I am trying to make a search engine for my website. How should I design the table which keeps the list of indexed words.
Earlier I thought something like this:
Table: tbl_indexedwords
has 2 columns iw_wordid
and iw_word
.
Table: tbl_wordoccurrence
has 4 columns wo_occurrenceid
, wo_wordid
, wo_pageid
, wo_numberofoccurrences
.
Now, this design will not work well if the user enters more than two words in the search box. Suppose foo bar
. Even if foo
and bar
both are present in the table tbl_indexedwords
and corresponding details are in the tbl_wordoccurrence
, my search engine script would rank the results where it sees maximum wo_numberofoccurrences
for either foo
or bar
. It will not see whether foo
and bar
are present next to each other as there is no column for order of occurrence of the words. I hope I am clear with what I am saying here.
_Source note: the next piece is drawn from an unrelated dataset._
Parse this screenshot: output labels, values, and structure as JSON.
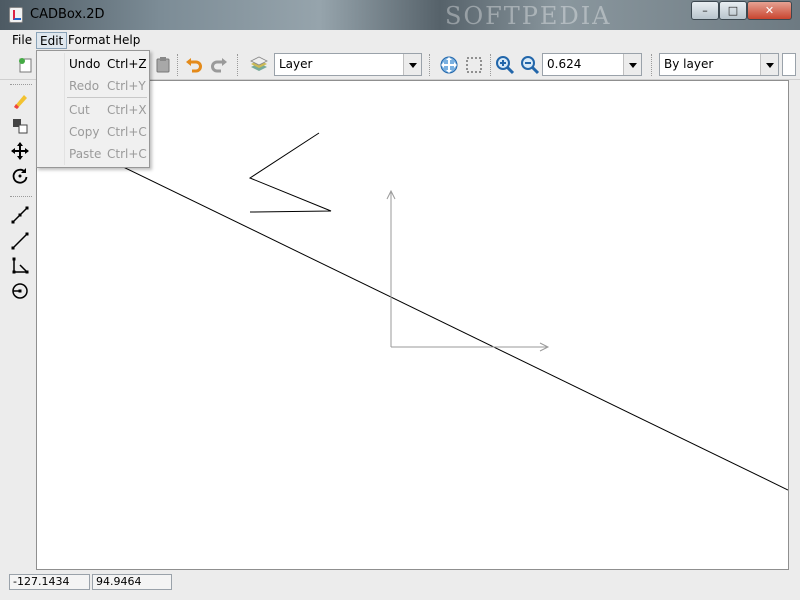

Another idea could be to make the table tbl_wordoccurrence
of 3 columns. Forget about wo_numberofoccurences
and store each word in the page with unique wo_occurrenceid
. Now, this would solve my problem as I know the order of occurrence of the words. if wo_occurrenceid
of some word is wo_occurrenceid
+1 or wo_occurrenceid
-1 of some other word then, these two occur side by side.
The problem with this design is that it would take up lots of space. I have lots of content for my website. I think this approach would make it slow(not sure, though). Is there any other design that would help me? Or will I have to go with the second one? I am sure the first one is not gonna work, so discarding it.